Each CPU process that offloads to GPU requires a chunk of the GPU VRAM memory, whose size is dependent on the number of species and reaction constants in the MECCA mechanism. The number of GPUs per node and VRAM memory available in each GPU dictates the total number of CPU cores that can run simultaneously. We strongly recommend that at least 2.5 GB of VRAM per CPU process should be available on each GPU. Note that if not enough memory is available, the CUDA runtime will silently fail – without any warning.
The script requires Python version 2.6 or 2.7. The source code produced requires the CUDA SDK 6.5 or newer.
Name: MECCA – KPP Fortran to CUDA source-to-source pre-processor.
Persistent identifier: DOI: 10.5281/zenodo.546811
Licence: MIT License.
Publisher: The Cyprus Institute.
Version published: 1.1.
Date published: 18/04/17.
Licence: MIT License.
Date published: 12/12/16.
The source-to-source parser core can be used by other researchers to transform FORTRAN 90 code to CUDA accelerated code. The methodology can be used as template to create high performance computing capabilities on GPUs for scientific code that is currently written in FORTRAN 90.

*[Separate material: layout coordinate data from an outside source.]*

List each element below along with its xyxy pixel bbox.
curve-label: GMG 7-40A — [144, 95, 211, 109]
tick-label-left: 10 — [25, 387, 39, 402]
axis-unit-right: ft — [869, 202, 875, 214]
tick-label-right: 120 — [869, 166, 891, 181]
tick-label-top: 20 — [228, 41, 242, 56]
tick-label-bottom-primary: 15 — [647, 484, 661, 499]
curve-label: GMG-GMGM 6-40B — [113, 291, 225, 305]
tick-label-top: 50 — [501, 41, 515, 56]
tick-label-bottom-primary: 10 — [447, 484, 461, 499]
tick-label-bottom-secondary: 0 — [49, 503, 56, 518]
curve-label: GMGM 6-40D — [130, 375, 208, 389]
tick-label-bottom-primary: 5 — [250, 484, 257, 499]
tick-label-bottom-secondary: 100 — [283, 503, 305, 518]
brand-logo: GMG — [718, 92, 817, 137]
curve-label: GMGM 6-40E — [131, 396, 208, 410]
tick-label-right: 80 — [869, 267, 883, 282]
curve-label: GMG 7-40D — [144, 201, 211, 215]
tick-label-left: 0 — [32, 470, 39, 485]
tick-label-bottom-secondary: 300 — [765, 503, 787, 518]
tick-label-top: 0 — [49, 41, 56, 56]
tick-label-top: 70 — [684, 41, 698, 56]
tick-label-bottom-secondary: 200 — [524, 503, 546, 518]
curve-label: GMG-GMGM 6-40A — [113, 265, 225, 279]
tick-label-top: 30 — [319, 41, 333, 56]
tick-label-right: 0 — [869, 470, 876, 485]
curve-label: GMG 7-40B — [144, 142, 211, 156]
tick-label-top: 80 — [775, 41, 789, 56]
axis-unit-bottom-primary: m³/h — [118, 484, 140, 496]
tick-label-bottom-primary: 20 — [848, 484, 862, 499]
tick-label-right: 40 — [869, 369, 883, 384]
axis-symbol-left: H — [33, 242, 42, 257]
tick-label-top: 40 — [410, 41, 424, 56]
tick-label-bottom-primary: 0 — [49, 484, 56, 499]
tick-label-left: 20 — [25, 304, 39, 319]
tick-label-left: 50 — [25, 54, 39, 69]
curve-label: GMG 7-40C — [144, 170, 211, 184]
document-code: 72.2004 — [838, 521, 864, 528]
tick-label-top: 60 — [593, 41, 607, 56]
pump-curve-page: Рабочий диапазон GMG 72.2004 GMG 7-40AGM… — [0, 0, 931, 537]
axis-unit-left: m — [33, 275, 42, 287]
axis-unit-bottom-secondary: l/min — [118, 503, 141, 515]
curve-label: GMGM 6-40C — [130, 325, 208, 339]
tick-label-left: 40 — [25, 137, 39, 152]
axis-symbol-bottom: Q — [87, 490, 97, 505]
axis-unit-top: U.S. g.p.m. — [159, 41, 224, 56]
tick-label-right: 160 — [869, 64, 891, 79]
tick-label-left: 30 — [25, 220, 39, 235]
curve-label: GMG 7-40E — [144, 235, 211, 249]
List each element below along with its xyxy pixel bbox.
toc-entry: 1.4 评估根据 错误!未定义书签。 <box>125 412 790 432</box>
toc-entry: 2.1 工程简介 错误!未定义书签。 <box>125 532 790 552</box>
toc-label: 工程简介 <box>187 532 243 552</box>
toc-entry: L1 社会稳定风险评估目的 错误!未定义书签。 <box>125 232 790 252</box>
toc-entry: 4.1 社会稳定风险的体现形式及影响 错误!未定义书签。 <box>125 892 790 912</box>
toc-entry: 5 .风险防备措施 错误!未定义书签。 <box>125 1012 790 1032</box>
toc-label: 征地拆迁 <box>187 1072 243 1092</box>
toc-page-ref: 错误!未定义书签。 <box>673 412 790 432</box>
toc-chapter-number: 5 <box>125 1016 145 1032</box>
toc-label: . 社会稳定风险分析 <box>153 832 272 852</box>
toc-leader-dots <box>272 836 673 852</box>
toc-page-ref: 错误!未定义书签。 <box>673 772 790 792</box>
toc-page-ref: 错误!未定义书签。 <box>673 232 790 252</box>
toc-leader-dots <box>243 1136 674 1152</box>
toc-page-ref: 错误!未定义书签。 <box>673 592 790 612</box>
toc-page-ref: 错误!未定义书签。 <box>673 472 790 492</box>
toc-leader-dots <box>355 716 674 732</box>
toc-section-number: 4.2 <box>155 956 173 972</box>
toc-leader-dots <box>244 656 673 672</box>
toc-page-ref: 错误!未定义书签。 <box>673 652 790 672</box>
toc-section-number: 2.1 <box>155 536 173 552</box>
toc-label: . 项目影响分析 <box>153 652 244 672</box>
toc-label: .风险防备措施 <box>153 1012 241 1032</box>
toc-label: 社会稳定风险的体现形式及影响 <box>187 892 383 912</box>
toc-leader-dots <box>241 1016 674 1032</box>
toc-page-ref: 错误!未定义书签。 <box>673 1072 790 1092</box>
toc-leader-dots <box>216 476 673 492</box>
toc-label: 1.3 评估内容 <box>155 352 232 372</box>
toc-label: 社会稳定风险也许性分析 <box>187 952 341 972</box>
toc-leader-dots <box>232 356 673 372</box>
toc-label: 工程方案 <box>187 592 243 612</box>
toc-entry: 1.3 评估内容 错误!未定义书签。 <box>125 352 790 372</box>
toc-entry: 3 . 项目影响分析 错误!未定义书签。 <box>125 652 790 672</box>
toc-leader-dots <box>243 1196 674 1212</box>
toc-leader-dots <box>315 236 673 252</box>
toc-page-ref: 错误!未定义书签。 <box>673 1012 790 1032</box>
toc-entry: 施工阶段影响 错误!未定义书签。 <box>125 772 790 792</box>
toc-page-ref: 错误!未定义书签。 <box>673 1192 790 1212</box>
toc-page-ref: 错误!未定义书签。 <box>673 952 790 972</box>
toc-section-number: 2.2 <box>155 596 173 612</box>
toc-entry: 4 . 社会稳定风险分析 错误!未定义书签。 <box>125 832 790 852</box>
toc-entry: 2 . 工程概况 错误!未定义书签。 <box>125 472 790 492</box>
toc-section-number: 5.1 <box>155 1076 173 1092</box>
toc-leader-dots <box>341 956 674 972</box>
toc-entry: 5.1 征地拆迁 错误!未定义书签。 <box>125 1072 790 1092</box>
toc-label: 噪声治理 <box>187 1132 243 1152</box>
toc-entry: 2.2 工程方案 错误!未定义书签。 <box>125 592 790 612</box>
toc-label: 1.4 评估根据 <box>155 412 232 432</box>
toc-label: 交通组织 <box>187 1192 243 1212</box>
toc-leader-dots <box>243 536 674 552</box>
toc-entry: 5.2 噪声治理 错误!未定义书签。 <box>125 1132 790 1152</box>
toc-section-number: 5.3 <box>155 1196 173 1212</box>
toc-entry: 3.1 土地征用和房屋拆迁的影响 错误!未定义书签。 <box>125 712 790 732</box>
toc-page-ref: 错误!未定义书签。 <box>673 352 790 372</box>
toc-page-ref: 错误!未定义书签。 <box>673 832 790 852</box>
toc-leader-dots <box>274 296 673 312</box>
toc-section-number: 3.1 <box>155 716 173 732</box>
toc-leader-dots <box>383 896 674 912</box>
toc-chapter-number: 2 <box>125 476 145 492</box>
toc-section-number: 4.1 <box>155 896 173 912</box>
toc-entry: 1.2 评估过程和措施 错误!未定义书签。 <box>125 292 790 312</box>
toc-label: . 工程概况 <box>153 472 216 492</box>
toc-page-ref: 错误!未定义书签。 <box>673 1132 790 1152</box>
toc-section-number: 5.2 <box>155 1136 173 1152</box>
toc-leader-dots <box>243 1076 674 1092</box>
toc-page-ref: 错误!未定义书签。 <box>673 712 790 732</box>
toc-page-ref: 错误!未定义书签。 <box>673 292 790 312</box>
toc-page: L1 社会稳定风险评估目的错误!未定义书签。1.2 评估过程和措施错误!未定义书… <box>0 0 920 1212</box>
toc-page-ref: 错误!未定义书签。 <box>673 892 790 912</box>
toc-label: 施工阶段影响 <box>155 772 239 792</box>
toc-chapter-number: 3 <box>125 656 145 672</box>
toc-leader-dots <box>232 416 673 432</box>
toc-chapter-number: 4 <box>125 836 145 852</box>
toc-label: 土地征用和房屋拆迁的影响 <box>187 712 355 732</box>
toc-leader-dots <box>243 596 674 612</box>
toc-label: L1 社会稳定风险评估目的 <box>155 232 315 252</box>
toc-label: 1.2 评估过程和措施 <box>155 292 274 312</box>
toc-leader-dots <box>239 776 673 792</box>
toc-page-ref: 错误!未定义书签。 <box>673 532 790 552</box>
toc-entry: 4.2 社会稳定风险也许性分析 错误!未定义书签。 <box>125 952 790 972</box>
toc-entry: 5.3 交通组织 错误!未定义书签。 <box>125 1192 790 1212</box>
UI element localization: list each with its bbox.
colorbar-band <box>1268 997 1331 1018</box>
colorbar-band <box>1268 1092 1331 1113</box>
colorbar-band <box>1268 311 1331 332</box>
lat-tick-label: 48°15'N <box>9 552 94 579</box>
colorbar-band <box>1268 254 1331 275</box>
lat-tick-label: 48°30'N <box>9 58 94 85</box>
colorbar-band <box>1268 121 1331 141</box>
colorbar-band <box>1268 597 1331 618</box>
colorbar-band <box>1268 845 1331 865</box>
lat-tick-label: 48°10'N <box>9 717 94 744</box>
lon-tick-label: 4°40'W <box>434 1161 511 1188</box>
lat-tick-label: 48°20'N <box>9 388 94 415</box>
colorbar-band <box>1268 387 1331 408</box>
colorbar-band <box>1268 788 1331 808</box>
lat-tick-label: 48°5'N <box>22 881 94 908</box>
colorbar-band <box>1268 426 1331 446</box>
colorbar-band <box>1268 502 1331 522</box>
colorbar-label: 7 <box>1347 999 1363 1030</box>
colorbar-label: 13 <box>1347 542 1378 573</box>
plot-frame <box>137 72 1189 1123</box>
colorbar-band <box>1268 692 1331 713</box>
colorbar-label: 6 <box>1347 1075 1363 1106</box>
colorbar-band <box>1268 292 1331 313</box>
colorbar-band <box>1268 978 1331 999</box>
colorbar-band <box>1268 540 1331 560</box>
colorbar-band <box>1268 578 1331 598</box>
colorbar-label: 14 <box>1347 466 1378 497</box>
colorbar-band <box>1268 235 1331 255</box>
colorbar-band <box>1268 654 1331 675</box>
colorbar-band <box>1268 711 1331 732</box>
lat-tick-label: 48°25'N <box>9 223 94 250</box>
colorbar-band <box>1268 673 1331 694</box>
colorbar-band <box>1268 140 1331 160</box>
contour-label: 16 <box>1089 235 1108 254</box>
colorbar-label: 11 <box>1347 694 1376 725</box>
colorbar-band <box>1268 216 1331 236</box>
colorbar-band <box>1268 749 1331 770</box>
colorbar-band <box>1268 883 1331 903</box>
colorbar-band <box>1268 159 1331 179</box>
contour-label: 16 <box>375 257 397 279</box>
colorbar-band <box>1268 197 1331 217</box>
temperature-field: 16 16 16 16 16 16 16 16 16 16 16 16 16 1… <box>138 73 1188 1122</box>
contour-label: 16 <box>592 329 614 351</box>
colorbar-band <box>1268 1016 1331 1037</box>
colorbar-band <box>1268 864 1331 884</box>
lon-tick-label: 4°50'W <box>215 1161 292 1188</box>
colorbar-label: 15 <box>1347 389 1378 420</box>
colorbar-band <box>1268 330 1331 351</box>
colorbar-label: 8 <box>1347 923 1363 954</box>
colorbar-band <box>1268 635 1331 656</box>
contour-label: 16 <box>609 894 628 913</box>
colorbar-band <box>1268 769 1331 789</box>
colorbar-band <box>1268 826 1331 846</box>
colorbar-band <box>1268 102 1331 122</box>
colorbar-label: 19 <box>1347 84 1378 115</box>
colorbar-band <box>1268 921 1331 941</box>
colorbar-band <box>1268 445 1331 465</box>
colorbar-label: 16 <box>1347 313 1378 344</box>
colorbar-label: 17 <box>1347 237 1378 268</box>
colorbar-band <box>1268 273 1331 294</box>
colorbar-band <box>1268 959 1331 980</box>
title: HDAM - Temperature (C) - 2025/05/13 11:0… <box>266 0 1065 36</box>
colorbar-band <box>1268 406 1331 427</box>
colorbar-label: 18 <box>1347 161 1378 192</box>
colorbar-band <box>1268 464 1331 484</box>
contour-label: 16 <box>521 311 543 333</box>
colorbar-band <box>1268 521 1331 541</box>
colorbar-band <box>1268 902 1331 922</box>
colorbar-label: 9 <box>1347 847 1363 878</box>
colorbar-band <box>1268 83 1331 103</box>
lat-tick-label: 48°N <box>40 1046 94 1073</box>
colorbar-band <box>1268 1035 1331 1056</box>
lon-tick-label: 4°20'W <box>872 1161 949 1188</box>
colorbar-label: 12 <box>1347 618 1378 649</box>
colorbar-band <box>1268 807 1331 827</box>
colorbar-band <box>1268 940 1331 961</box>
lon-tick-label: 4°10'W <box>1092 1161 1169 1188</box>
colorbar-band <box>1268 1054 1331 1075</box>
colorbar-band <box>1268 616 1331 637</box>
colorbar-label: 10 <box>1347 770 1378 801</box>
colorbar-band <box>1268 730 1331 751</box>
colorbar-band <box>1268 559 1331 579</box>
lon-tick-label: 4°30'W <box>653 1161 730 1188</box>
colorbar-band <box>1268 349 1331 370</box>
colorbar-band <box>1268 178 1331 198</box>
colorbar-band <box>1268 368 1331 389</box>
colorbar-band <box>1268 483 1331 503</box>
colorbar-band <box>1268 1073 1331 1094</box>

The CUDA compatible ODE solvers comprises the Runge Kutta methods and the linearly-implicit Rosenbrock family of solvers, and may be used for chemical kinetics and numerical integration outside the field. The software is supported by the developers. Any inquiries should be addressed by e-mail.
The authors would like to thank Patrick Jöckel for his support during the packaging and integration of the source-to-source parser and Klaus Klingmueller for the graphics in Figure 1.
The authors have no competing interests to declare.